I believe the $999 current price for the DirecTV unit is gouging and price fixing. It was really poor form when DirecTV nixed the $899 pre-release discounted price offered by some retailers.

If the cable version is due to be released pretty soon, I may just wait. 

So, the question is --- when will a Tivo PVR for cable be available? It really doesn't matter to me whether the HDTV Tivo PVR is satellite or cable. Does anyone have any information on the cable HDTV PVR from TIVO or anyone else? TIA.


----------



## mini1 (Jan 25, 2004)

only problem here, the cable version of the HD Tivo has no release date, and I have never seen any official plan's from Tivo for one to be made any time soon. The $1k price tag the HD DirecTivo carries is fully worth it. read an itemized list of the components that go into the unit and you will see how little money DirecTV actully makes off the unit. a cable DVR is nothing compared to a Tivo. plain and simple. it can't touch a Tivo in terms of everything.
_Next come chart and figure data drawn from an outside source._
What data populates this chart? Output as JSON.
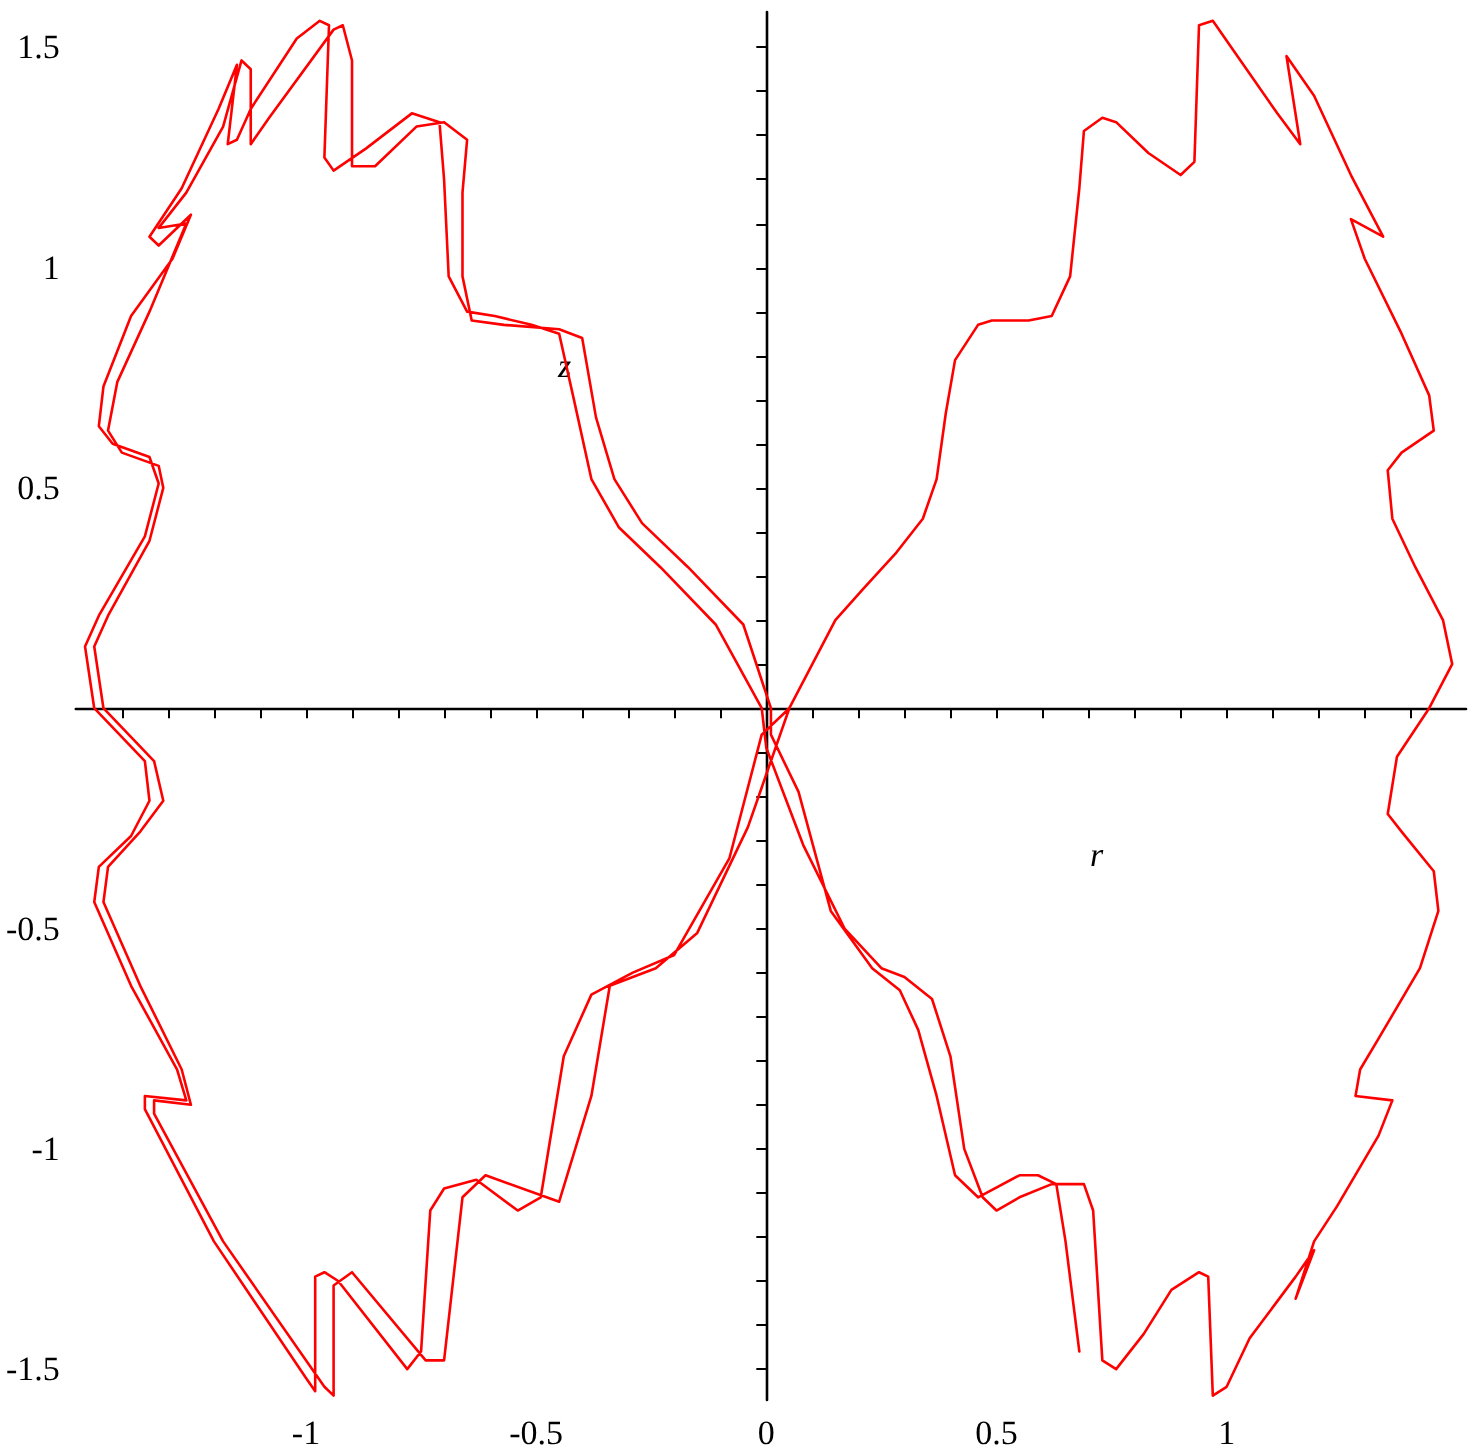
{
  "chart_data": {
    "type": "line",
    "xlabel": "r",
    "ylabel": "z",
    "xlim": [
      -1.5,
      1.52
    ],
    "ylim": [
      -1.57,
      1.58
    ],
    "xticks": [
      {
        "value": -1.4,
        "label": null
      },
      {
        "value": -1.3,
        "label": null
      },
      {
        "value": -1.2,
        "label": null
      },
      {
        "value": -1.1,
        "label": null
      },
      {
        "value": -1,
        "label": "-1"
      },
      {
        "value": -0.9,
        "label": null
      },
      {
        "value": -0.8,
        "label": null
      },
      {
        "value": -0.7,
        "label": null
      },
      {
        "value": -0.6,
        "label": null
      },
      {
        "value": -0.5,
        "label": "-0.5"
      },
      {
        "value": -0.4,
        "label": null
      },
      {
        "value": -0.3,
        "label": null
      },
      {
        "value": -0.2,
        "label": null
      },
      {
        "value": -0.1,
        "label": null
      },
      0,
      {
        "value": 0.1,
        "label": null
      },
      {
        "value": 0.2,
        "label": null
      },
      {
        "value": 0.3,
        "label": null
      },
      {
        "value": 0.4,
        "label": null
      },
      0.5,
      {
        "value": 0.6,
        "label": null
      },
      {
        "value": 0.7,
        "label": null
      },
      {
        "value": 0.8,
        "label": null
      },
      {
        "value": 0.9,
        "label": null
      },
      1,
      {
        "value": 1.1,
        "label": null
      },
      {
        "value": 1.2,
        "label": null
      },
      {
        "value": 1.3,
        "label": null
      },
      {
        "value": 1.4,
        "label": null
      }
    ],
    "yticks": [
      {
        "value": -1.5,
        "label": "-1.5"
      },
      {
        "value": -1.4,
        "label": null
      },
      {
        "value": -1.3,
        "label": null
      },
      {
        "value": -1.2,
        "label": null
      },
      {
        "value": -1.1,
        "label": null
      },
      {
        "value": -1,
        "label": "-1"
      },
      {
        "value": -0.9,
        "label": null
      },
      {
        "value": -0.8,
        "label": null
      },
      {
        "value": -0.7,
        "label": null
      },
      {
        "value": -0.6,
        "label": null
      },
      {
        "value": -0.5,
        "label": "-0.5"
      },
      {
        "value": -0.4,
        "label": null
      },
      {
        "value": -0.3,
        "label": null
      },
      {
        "value": -0.2,
        "label": null
      },
      {
        "value": -0.1,
        "label": null
      },
      {
        "value": 0.1,
        "label": null
      },
      {
        "value": 0.2,
        "label": null
      },
      {
        "value": 0.3,
        "label": null
      },
      {
        "value": 0.4,
        "label": null
      },
      0.5,
      {
        "value": 0.6,
        "label": null
      },
      {
        "value": 0.7,
        "label": null
      },
      {
        "value": 0.8,
        "label": null
      },
      {
        "value": 0.9,
        "label": null
      },
      1,
      {
        "value": 1.1,
        "label": null
      },
      {
        "value": 1.2,
        "label": null
      },
      {
        "value": 1.3,
        "label": null
      },
      {
        "value": 1.4,
        "label": null
      },
      1.5
    ],
    "marker": "none",
    "line_style": "solid",
    "series": [
      {
        "color": "#ff0000",
        "x": [
          0.68,
          0.65,
          0.63,
          0.59,
          0.55,
          0.46,
          0.41,
          0.37,
          0.33,
          0.29,
          0.23,
          0.14,
          0.07,
          0.01,
          0.01,
          -0.05,
          -0.17,
          -0.27,
          -0.33,
          -0.37,
          -0.4,
          -0.45,
          -0.57,
          -0.64,
          -0.66,
          -0.66,
          -0.65,
          -0.7,
          -0.76,
          -0.85,
          -0.9,
          -0.9,
          -0.92,
          -0.94,
          -1.08,
          -1.12,
          -1.12,
          -1.14,
          -1.18,
          -1.26,
          -1.32,
          -1.26,
          -1.34,
          -1.41,
          -1.43,
          -1.4,
          -1.32,
          -1.31,
          -1.34,
          -1.43,
          -1.46,
          -1.44,
          -1.33,
          -1.31,
          -1.36,
          -1.43,
          -1.44,
          -1.36,
          -1.27,
          -1.25,
          -1.33,
          -1.33,
          -1.18,
          -0.96,
          -0.94,
          -0.94,
          -0.9,
          -0.74,
          -0.7,
          -0.66,
          -0.61,
          -0.45,
          -0.38,
          -0.34,
          -0.24,
          -0.15,
          -0.04,
          0,
          0.05,
          0.15,
          0.21,
          0.28,
          0.34,
          0.37,
          0.39,
          0.41,
          0.46,
          0.49,
          0.57,
          0.62,
          0.66,
          0.68,
          0.69,
          0.73,
          0.76,
          0.83,
          0.9,
          0.93,
          0.94,
          0.97,
          1.01,
          1.11,
          1.16,
          1.13,
          1.19,
          1.27,
          1.34,
          1.27,
          1.3,
          1.38,
          1.44,
          1.45,
          1.38,
          1.35,
          1.36,
          1.41,
          1.47,
          1.49,
          1.44,
          1.37,
          1.35,
          1.38,
          1.45,
          1.46,
          1.42,
          1.33,
          1.29,
          1.28,
          1.36,
          1.33,
          1.24,
          1.19,
          1.15,
          1.19,
          1.15,
          1.05,
          1.0,
          0.97,
          0.96,
          0.94,
          0.88,
          0.82,
          0.76,
          0.73,
          0.71,
          0.69,
          0.62,
          0.55,
          0.5,
          0.47,
          0.43,
          0.4,
          0.36,
          0.3,
          0.25,
          0.17,
          0.08,
          0,
          -0.01,
          -0.11,
          -0.23,
          -0.32,
          -0.38,
          -0.42,
          -0.45,
          -0.51,
          -0.59,
          -0.65,
          -0.69,
          -0.7,
          -0.71,
          -0.77,
          -0.87,
          -0.94,
          -0.96,
          -0.95,
          -0.97,
          -1.02,
          -1.12,
          -1.15,
          -1.17,
          -1.15,
          -1.19,
          -1.27,
          -1.34,
          -1.32,
          -1.25,
          -1.29,
          -1.38,
          -1.44,
          -1.45,
          -1.42,
          -1.34,
          -1.32,
          -1.35,
          -1.45,
          -1.48,
          -1.46,
          -1.35,
          -1.34,
          -1.38,
          -1.45,
          -1.46,
          -1.38,
          -1.28,
          -1.26,
          -1.35,
          -1.35,
          -1.2,
          -1.0,
          -0.98,
          -0.98,
          -0.96,
          -0.93,
          -0.78,
          -0.75,
          -0.73,
          -0.7,
          -0.63,
          -0.54,
          -0.49,
          -0.44,
          -0.38,
          -0.29,
          -0.2,
          -0.08,
          -0.01,
          0.05
        ],
        "values": [
          -1.46,
          -1.21,
          -1.08,
          -1.06,
          -1.06,
          -1.11,
          -1.06,
          -0.88,
          -0.73,
          -0.64,
          -0.59,
          -0.46,
          -0.19,
          -0.06,
          0,
          0.19,
          0.32,
          0.42,
          0.52,
          0.66,
          0.84,
          0.86,
          0.87,
          0.88,
          0.98,
          1.17,
          1.29,
          1.33,
          1.32,
          1.23,
          1.23,
          1.47,
          1.55,
          1.54,
          1.34,
          1.28,
          1.45,
          1.47,
          1.32,
          1.17,
          1.09,
          1.1,
          0.9,
          0.74,
          0.63,
          0.58,
          0.55,
          0.5,
          0.38,
          0.21,
          0.14,
          0,
          -0.12,
          -0.21,
          -0.28,
          -0.36,
          -0.44,
          -0.63,
          -0.82,
          -0.9,
          -0.89,
          -0.92,
          -1.21,
          -1.54,
          -1.56,
          -1.31,
          -1.28,
          -1.48,
          -1.48,
          -1.11,
          -1.06,
          -1.12,
          -0.88,
          -0.63,
          -0.59,
          -0.51,
          -0.27,
          -0.15,
          0,
          0.2,
          0.27,
          0.35,
          0.43,
          0.52,
          0.67,
          0.79,
          0.87,
          0.88,
          0.88,
          0.89,
          0.98,
          1.18,
          1.31,
          1.34,
          1.33,
          1.26,
          1.21,
          1.24,
          1.55,
          1.56,
          1.5,
          1.35,
          1.28,
          1.48,
          1.39,
          1.21,
          1.07,
          1.11,
          1.02,
          0.85,
          0.71,
          0.63,
          0.58,
          0.54,
          0.43,
          0.32,
          0.2,
          0.1,
          0,
          -0.11,
          -0.24,
          -0.28,
          -0.37,
          -0.46,
          -0.59,
          -0.75,
          -0.82,
          -0.88,
          -0.89,
          -0.97,
          -1.13,
          -1.21,
          -1.34,
          -1.23,
          -1.29,
          -1.43,
          -1.54,
          -1.56,
          -1.29,
          -1.28,
          -1.32,
          -1.42,
          -1.5,
          -1.48,
          -1.14,
          -1.08,
          -1.08,
          -1.11,
          -1.14,
          -1.11,
          -1.0,
          -0.79,
          -0.66,
          -0.61,
          -0.59,
          -0.5,
          -0.31,
          -0.09,
          0,
          0.19,
          0.32,
          0.41,
          0.52,
          0.71,
          0.85,
          0.87,
          0.89,
          0.9,
          0.98,
          1.2,
          1.33,
          1.35,
          1.27,
          1.22,
          1.25,
          1.55,
          1.56,
          1.52,
          1.36,
          1.29,
          1.28,
          1.46,
          1.36,
          1.18,
          1.07,
          1.05,
          1.12,
          1.02,
          0.89,
          0.73,
          0.64,
          0.6,
          0.57,
          0.51,
          0.39,
          0.21,
          0.14,
          0,
          -0.12,
          -0.21,
          -0.29,
          -0.36,
          -0.44,
          -0.63,
          -0.82,
          -0.89,
          -0.88,
          -0.91,
          -1.21,
          -1.52,
          -1.55,
          -1.29,
          -1.28,
          -1.3,
          -1.5,
          -1.46,
          -1.14,
          -1.09,
          -1.07,
          -1.14,
          -1.11,
          -0.79,
          -0.65,
          -0.6,
          -0.56,
          -0.34,
          -0.06,
          0
        ]
      }
    ]
  }
}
No cable company has the rights to Tivo or any of the specific features Tivo uses. it does however compare to a digital VCR or a Dish DVR. I also would bet that DirecTV will surpass your cable companies offering of HD channels by year end with 15-20 offcial channels, including INHD 1 & 2.


----------



## Capmeister (Sep 16, 2003)

Bleeding Edge said:


> I believe the $999 current price for the DirecTV unit is gouging and price fixing.


Um... how so?


----------



## Bleeding Edge (Mar 2, 2004)

Capmeister said:


> Um... how so?


See here:

http://www.dbstalk.com/showthread.php?t=26411&highlight=discount+tivo

Page down to dswallow's April 16th, 2004, 10:34 AM posting.

He states as follows:

"DirecTV on 4/4/2004 told its dealers it's enforcing a $999 minimum advertised price and anyone violating it would be penalized in some manner in their relationship."

This sounds like price fixing to me.



mini1 said:


> The $1k price tag the HD DirecTivo carries is fully worth it.


No real argument here. But if $899 includes an adequate markup, then $999 is at least pushing it.


----------



## paulh (Mar 17, 2003)

Sony enforces a minimum advertised price. I think many other electronics companies do, also. 
Ever noticed ads with a certin price plus an additional instant savings (Wouldn't a store get more sales if they advertied a lower price), or online having to place an item in your "shopping cart" before the lower price shows up?


----------



## djlong (Jul 8, 2002)

"Price fixing" is when multiple suppliers conspire to fix prices of a common commodity or product.


----------



## RAD (Aug 5, 2002)

I remember paying $800 for my Sony A1 and a dual LNB 18 inch dish when D* first came out. How about $600 for the Mits HR400 HD STB when they first came out. I also had a couple of VCR's that cost over $1,000. Do I wish the HD DirecTivo was cheaper, yes but for dual D*, dual ATSC and a 250GB HDD I think the price is reasonable.


----------



## mini1 (Jan 25, 2004)

you just going to have to face that ALL new big time highly advanced electronics are VERY expensive when they come out. some stay that way for a longer time than others. Just sit back and think how much $'s DirecTV and Tivo invested in this unit to make it from scratch. its not like they could just buy a non-working 921 and copy it. the price is right in line with what this unit should cost for the first year and maybe even 2 years on the market.


----------



## Bleeding Edge (Mar 2, 2004)

I guess you are right. I can remember paying over $1,300 for the first wireless remote VCR by Mitsubishi back around 1980. That would probably be triple that in today's dollars. I eventually sold the unit to my gardener for $10. 

It just bugs me that DirecTV coerced the dealers to toe the line at $999, rather than let them sell at whatever price they saw fit.


----------



## mini1 (Jan 25, 2004)

most companies do that-you just don't hear about it.


----------